My old pal Matt Deatherage solved the issue by suggesting that before I shut down, I open Terminal and save a list of all my existing processes, so that I could then compare that list to whatever process was holding up my Mac.

So at the end of the day, when I was ready to shut down (after once again having started up in verbose mode), I opened Terminal and typed

ps -x > dump.txt

…which generated a textfile with a list of all of those processes. Then I shut down, wrote down the process ID of the item that might be hanging up the shutdown, manually powered off the iMac, rebooted, and opened that dump.txt file in BBEdit, then searched for the appropriate process ID. Here’s the result:

  459 ??         0:00.21 /Applications/Utilities/Adobe Creative Cloud/CoreSync/Core Sync.app/Contents/Frameworks/AdobeCrashReporter.framework/Versions/A/AdobeCRDaemon.app/Contents/MacOS/AdobeCRDaemon

Well, well. My culprit appeared to be Adobe Creative Cloud Crash Reporter Daemon. That’s right, a tool designed to help Adobe improve its software quality was causing my iMac to fail to shut down every night. I am surprised Creative Cloud didn’t collapse into itself right then in a fit of irony.
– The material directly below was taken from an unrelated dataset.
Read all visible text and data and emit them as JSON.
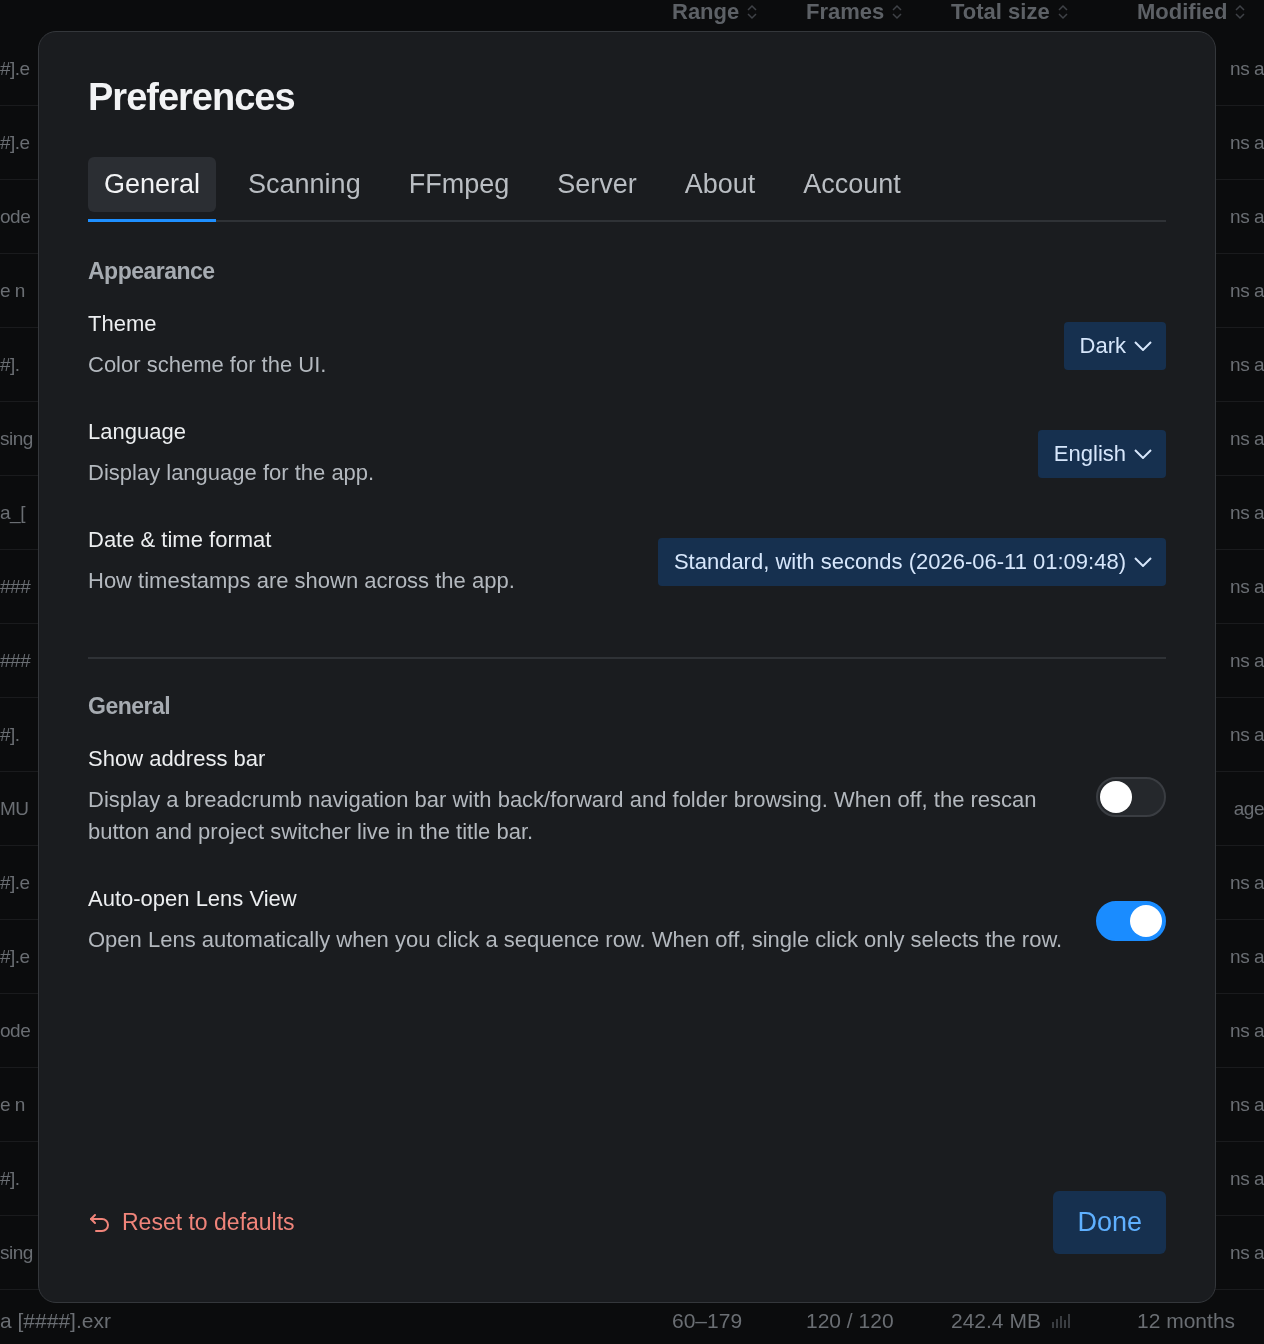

I don’t want to get rid of Adobe Creative Cloud. I’ve been using Photoshop for two decades and don’t plan to stop now. Instead, I dug into the Creative Cloud app package and deleted the AdobeCRDaemon itself—with more than a little bit of glee—in the hopes that I’d still be able to launch Photoshop without that element around.

It took some detective work, but at least this story has a happy ending: These days my Mac shuts down when I tell it to.